Hudson drove a massive fist into the fat man's belly. The man's breath rushed out and he collapsed on the floor and lay there gasping like a huge, bloated fish. The whore shrieked. In the tiny room, the noise was like a shell exploding.
"Let's go, boys, just in case that fool has friends in the neighborhood," Percy said. "Frank and Johnny, prop Forbes up in between you there and make him walk. That'll sober him up. Does he have anything left in his pockets?"
"They picked him clean, sir."
"Come on, then."
They went back the way they had come as quickly as they could. It was not a good neighborhood in which to linger because Percy's concerns about the flophouse proprietor's friends were not without good reason. Also, Percy didn't want any trouble with the Richmond provost guard because he knew well enough that many of Richmond's more important citizens who would like nothing better than a good excuse to put him in jail — at least until the general could shoot him.
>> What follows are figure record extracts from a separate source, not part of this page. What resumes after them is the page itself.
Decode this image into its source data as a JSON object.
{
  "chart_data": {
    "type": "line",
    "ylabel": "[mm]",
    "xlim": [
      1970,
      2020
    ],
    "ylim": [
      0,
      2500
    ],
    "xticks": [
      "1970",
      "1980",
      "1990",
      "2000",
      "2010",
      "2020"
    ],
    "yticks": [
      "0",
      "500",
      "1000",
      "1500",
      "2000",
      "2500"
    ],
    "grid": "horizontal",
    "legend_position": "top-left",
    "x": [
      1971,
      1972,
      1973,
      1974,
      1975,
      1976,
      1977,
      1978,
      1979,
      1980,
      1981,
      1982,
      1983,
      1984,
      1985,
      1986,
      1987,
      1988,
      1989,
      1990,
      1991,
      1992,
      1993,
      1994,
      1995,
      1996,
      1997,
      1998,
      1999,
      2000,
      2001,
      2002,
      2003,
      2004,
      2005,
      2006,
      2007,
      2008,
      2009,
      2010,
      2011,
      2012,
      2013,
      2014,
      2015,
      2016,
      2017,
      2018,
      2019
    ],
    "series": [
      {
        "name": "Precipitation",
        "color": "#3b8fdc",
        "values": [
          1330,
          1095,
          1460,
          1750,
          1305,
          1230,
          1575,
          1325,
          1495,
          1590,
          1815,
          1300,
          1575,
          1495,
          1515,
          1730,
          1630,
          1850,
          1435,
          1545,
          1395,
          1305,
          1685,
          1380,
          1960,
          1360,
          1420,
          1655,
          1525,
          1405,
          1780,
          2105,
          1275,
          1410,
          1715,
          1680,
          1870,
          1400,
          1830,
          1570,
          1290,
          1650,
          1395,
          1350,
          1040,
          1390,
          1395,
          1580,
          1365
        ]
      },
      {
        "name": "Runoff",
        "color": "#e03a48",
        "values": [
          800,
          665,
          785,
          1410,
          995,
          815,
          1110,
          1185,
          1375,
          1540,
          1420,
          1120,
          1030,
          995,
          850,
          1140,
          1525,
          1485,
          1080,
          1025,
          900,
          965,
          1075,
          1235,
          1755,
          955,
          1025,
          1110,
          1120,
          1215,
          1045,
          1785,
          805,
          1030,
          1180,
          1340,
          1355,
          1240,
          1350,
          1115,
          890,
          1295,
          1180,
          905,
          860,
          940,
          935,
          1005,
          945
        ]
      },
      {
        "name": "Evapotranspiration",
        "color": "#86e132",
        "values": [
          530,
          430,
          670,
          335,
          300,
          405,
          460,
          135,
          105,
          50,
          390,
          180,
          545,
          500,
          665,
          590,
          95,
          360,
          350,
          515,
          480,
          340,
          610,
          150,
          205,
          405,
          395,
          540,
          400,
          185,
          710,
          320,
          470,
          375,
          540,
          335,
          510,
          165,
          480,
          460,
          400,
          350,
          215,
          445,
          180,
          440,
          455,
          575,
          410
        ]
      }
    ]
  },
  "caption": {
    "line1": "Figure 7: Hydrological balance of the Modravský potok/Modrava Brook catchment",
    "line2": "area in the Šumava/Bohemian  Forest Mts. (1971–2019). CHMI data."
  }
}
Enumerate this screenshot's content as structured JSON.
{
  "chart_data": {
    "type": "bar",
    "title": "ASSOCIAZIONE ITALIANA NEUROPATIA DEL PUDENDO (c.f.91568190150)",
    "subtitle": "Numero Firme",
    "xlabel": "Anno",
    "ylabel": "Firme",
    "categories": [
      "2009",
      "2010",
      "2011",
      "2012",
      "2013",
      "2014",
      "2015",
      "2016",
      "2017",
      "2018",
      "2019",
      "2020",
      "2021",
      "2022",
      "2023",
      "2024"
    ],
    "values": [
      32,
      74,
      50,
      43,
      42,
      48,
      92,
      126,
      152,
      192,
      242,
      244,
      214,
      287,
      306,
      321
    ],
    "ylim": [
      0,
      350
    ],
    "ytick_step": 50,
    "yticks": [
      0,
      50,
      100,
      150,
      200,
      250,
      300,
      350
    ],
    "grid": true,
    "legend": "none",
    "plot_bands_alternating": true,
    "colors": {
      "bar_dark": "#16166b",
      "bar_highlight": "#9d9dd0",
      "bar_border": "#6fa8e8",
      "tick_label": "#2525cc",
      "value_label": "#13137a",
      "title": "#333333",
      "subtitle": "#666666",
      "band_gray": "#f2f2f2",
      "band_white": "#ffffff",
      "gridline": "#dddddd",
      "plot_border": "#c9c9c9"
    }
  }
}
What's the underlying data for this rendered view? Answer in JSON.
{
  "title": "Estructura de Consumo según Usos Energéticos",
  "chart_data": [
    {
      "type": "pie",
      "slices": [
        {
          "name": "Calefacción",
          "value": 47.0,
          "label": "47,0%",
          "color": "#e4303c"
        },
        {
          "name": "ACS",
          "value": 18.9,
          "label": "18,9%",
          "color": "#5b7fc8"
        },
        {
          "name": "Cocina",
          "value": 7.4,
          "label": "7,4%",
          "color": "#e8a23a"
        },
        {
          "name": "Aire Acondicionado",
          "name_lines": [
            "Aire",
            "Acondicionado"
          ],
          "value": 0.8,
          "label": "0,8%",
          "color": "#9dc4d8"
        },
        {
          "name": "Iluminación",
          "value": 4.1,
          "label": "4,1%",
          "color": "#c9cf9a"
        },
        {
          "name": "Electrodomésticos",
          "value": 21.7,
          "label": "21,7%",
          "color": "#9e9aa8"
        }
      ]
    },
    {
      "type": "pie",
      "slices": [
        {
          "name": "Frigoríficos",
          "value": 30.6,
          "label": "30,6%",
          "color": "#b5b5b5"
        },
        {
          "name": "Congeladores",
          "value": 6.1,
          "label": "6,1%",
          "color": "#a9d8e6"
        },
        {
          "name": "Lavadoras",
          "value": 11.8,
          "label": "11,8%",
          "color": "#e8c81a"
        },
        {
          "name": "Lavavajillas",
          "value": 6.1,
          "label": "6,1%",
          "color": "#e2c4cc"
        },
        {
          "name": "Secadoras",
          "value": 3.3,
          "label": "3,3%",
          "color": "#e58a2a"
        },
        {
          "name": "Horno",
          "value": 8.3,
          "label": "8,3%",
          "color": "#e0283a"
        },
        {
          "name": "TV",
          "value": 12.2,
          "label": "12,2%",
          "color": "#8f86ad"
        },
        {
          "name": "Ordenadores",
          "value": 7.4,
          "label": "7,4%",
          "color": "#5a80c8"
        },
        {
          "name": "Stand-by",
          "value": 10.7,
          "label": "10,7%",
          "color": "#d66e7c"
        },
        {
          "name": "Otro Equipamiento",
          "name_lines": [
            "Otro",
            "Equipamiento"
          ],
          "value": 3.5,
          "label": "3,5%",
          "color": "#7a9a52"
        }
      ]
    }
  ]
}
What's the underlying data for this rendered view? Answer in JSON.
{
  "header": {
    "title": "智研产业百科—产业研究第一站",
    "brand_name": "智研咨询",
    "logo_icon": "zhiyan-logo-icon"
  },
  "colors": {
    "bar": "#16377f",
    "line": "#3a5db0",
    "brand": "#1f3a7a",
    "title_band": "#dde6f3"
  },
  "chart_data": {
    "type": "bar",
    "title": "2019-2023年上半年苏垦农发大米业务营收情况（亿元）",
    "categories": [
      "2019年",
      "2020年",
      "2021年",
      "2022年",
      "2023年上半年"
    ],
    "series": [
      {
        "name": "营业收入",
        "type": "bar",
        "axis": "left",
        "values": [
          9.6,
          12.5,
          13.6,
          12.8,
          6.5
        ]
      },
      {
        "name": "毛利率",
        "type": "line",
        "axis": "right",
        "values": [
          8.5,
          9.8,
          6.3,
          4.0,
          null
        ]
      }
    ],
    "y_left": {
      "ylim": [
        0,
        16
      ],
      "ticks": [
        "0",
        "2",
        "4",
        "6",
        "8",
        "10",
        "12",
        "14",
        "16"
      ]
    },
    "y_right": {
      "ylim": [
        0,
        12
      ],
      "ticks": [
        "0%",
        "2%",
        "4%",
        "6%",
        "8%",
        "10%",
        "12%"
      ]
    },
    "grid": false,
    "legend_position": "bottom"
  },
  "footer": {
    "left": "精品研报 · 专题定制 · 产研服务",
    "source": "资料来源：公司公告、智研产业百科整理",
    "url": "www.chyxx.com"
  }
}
"I reckon you had yourself a good time, Willie," Hazlett said as he helped half-drag, half-carry Forbes along the muddy street. "We went to a lot of goddamn trouble to find you."
"Good thing you was drunk," Pettibone chipped in. "She was powerful ugly."
Forbes staggered along under the abuse of his comrades. "You can say what you want, boys, but she was a fine woman. Hell, I might just marry her!"
"Ain't you already married?"
"Why, I reckon I am, boys. Promise me you won't tell my wife?"
They were all laughing so hard that they almost didn't notice the officer and two soldiers standing in the street ahead, directly in their path. Percy squinted, trying to see who it was, but he didn’t recognize the man. The group came to a stop and watched the officer expectantly.
"Excuse me," the officer said. His stern voice and immaculate uniform could only mean trouble. Although he was just a captain, only an officer of some importance on one of Richmond's administrative staffs would have such a splendid uniform. Dandy was the word that came to Percy's mind.
"Damn headquarters peacock," Hazlett muttered, loud enough for the officer to hear.
"Can I help you?" Percy asked. He eyed the officer warily. Although they had reached a better part of town where several bands of soldiers roamed the street, the captain appeared to have been waiting just for them. Not a good sign. Percy wondered if he was being arrested.
"Are you Colonel Arthur Percy?"
"Yes. What can I do for you?"
"I am Captain Fletcher. You are to come with me. Colonel Norris's orders." Fletcher sniffed, then added, "Sir."
Percy thought quickly. He had never heard of any Colonel Norris. Not that it mattered. As a field officer, Percy knew well enough that he was nearly ignorant of Richmond's military bureaucracy. That was just the way he liked it.
Colonel Norris, whoever he was, must be a man of some importance if he sent well-dressed fools like this arrogant captain to run his errands. At any rate, the summons did not appear to include his men, a fact for which Percy was grateful. He didn't know what this was about, but it couldn't be good.
"All right, Fletcher, lead the way," Percy said. "Hudson, you come with me. I'll see you men later. See that you stay out of trouble."
Captain Fletcher looked Hudson up and down, making no effort to hide his displeasure. "Who is this darkie?"
"He's my servant and he goes where I go," Percy said. "And that reminds me, Fletcher. Isn't it customary for a captain to salute a colonel? Or don't you bother with that sort of thing in Richmond?"
Fletcher's eyes filled with sudden venom. It was obvious the well-groomed captain thought it beneath him to salute a ragged colonel.
"Very well, Colonel." Fletcher managed a half-hearted salute.
Percy smiled. "Lead on, Captain Fletcher."